Jan has gotten tired of my usual recipe and she asked for something more substantial and less “fruit cake-like.” Son-in-law, Chris, has been on a keto diet and introduced me to the idea of bulking up breads with almond meal, instead of starch. A bit of Amaretto seemed like the thing to emphasize this addition.
Jan also wanted oat meal in the mix. There are two problems with using rolled oats in baking. The first is that they do not always cook completely when the bread is done. The second problem is that you have to add a lot of flour to prevent the chunky flakes of oats from causing the loaf to fall apart. Cook’s Illustrated found a solution to this problem, by toasting and grinding the rolled oats into flour.
I personally did not like their final product. It was not a “muffin,” it was too sweet and cake-like. I also like the texture of having at least some of the whole rolled oats in the mix. I leave about a third of the toasted oats whole and grind the rest into a course meal, the best of both worlds.
I have a jar of vanilla sugar that someone gave me at some time in the past. This is something that I would not tend to use and it has been cluttering up my cabinet for some time. Mace also seemed like a good idea, just for something different to compliment the almond, cinnamon and vanilla notes.
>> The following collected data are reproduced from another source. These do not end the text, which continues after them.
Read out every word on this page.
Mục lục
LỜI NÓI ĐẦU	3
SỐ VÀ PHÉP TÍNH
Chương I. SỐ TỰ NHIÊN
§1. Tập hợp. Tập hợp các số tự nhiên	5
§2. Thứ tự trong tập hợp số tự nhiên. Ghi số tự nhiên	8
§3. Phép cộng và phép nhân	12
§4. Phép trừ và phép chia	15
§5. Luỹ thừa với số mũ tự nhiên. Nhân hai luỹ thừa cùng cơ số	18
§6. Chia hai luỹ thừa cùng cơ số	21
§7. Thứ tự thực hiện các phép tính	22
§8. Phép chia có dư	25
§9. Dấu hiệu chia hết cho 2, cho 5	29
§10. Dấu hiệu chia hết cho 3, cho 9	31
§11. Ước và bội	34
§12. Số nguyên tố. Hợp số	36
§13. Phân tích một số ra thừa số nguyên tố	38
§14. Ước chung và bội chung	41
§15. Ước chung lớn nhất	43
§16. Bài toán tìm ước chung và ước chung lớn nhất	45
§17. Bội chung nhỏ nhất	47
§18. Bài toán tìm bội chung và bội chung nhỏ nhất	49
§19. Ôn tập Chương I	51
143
Karl’s Almond Banana Oat Mini-muffins
1 ½ cup rolled oats
½ cup flour, AP
½ cup almonds, ground
¼ cup vanilla sugar
1 Tbs. cinnamon
½ tsp. mace
2½ tsp. baking powder
½ tsp. Kosher salt
¼ cup canola oil
1/3 cup Amaretto liqueur
1. Place the oat meal in a large skillet and toast it over high heat, stirring constantly to prevent scorching, until golden brown (about 10 minutes).
Tip: This is actually a critical step. You want to toast the oats but not scorch them. One thing I have done is to sift out the oat dust from the raw oats before putting them in the pan, because this dust will burn before the rolled oats are toasted and give you a burned taste to your muffins. Underdone is better than over done in this case. You want most of the oats well browned, but you do not want any of the oats very browned. I could not taste the burned oats, but Jan said she could.
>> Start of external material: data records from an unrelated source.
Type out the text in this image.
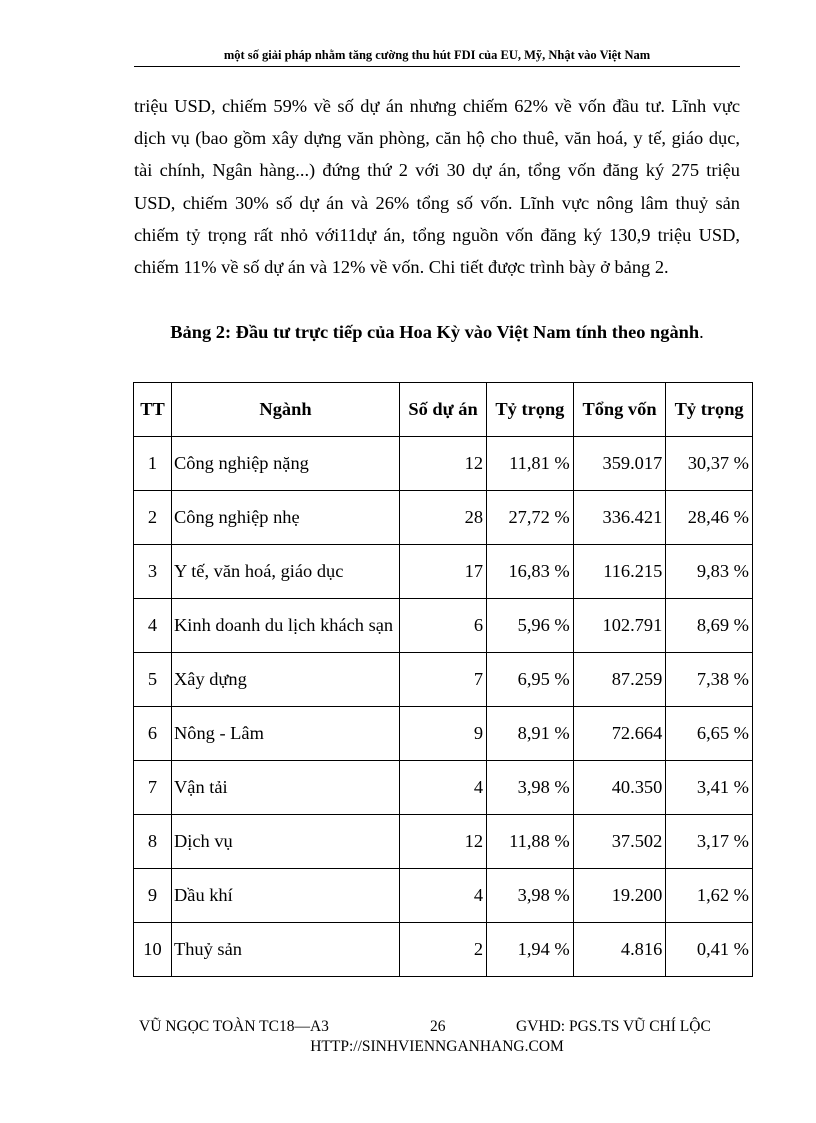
một số giải pháp nhằm tăng cường thu hút FDI của EU, Mỹ, Nhật vào Việt Nam

triệu USD, chiếm 59% về số dự án nhưng chiếm 62% về vốn đầu tư. Lĩnh vực dịch vụ (bao gồm xây dựng văn phòng, căn hộ cho thuê, văn hoá, y tế, giáo dục, tài chính, Ngân hàng...) đứng thứ 2 với 30 dự án, tổng vốn đăng ký 275 triệu USD, chiếm 30% số dự án và 26% tổng số vốn. Lĩnh vực nông lâm thuỷ sản chiếm tỷ trọng rất nhỏ với11dự án, tổng nguồn vốn đăng ký 130,9 triệu USD, chiếm 11% về số dự án và 12% về vốn. Chi tiết được trình bày ở bảng 2.

Bảng 2: Đầu tư trực tiếp của Hoa Kỳ vào Việt Nam tính theo ngành.
TT	Ngành	Số dự án	Tỷ trọng	Tổng vốn	Tỷ trọng
1	Công nghiệp nặng	12	11,81 %	359.017	30,37 %
2	Công nghiệp nhẹ	28	27,72 %	336.421	28,46 %
3	Y tế, văn hoá, giáo dục	17	16,83 %	116.215	9,83 %
4	Kinh doanh du lịch khách sạn	6	5,96 %	102.791	8,69 %
5	Xây dựng	7	6,95 %	87.259	7,38 %
6	Nông - Lâm	9	8,91 %	72.664	6,65 %
7	Vận tải	4	3,98 %	40.350	3,41 %
8	Dịch vụ	12	11,88 %	37.502	3,17 %
9	Dầu khí	4	3,98 %	19.200	1,62 %
10	Thuỷ sản	2	1,94 %	4.816	0,41 %
VŨ NGỌC TOÀN TC18—A3	26	GVHD: PGS.TS VŨ CHÍ LỘC
HTTP://SINHVIENNGANHANG.COM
2. Take one cup of the toasted oats and put them in a blender and process them to a fine meal.
3. Put the whole oats, oat meal, almond meal, flour, sugar, cinnamon, mace, baking powder and salt into a medium bowl and mix well.
Tip: My trick of sifting the dry ingredients together to get a complete mix does not work well with this recipe. Some of the ground meals and Kosher salt does not go through my sifter and it ends up separating the ingredients, not mixing them.
4. Use a fork (or potato masher) to mash the bananas in a large bowl.
5. Add the whole eggs, oil and Amaretto to the bananas. Mix well.
6. Fold in half of the flour at a time and mix just until there is no dry flour showing.
Tip: For a quick bread, you do not want to overwork the dough, because it will make the loaf tough. This is the opposite of yeasted bread, where you are trying to develop the gluten to give it its structure.
7. Preheat the oven to 350° F.
8. Spray Pam on a mini-muffin tin.
Tip: You may also use a cupcake pan or mini-loaf pans, but if you use either of these you may have to increase the baking time, up to 50+ minutes for the mini-loaf pans. If you use a large loaf pan (4½” x 8½” x 2½”), only fill it about a third full. If you fill a large loaf pan the bread will not cook through before the top starts to burn.
9. Put two tablespoons of batter into each cup of a mini-muffin tin.
10. Push one whole almond into the top of each muffin and let the batter rest for ten minutes.
Tip: This rest allows any dry flour to completely absorb the liquids.
11. Bake the muffins for 20-25 minutes, until an inserted tooth pick comes out clean.
12. When you mini-muffins are done, remove them from the baking pan and let them cool on a wire rack for a few minutes.
Tip: If you are making a loaf, let it cool completely before trying to slice it. The warm loaf will tend to break apart, if you try to cut it too soon.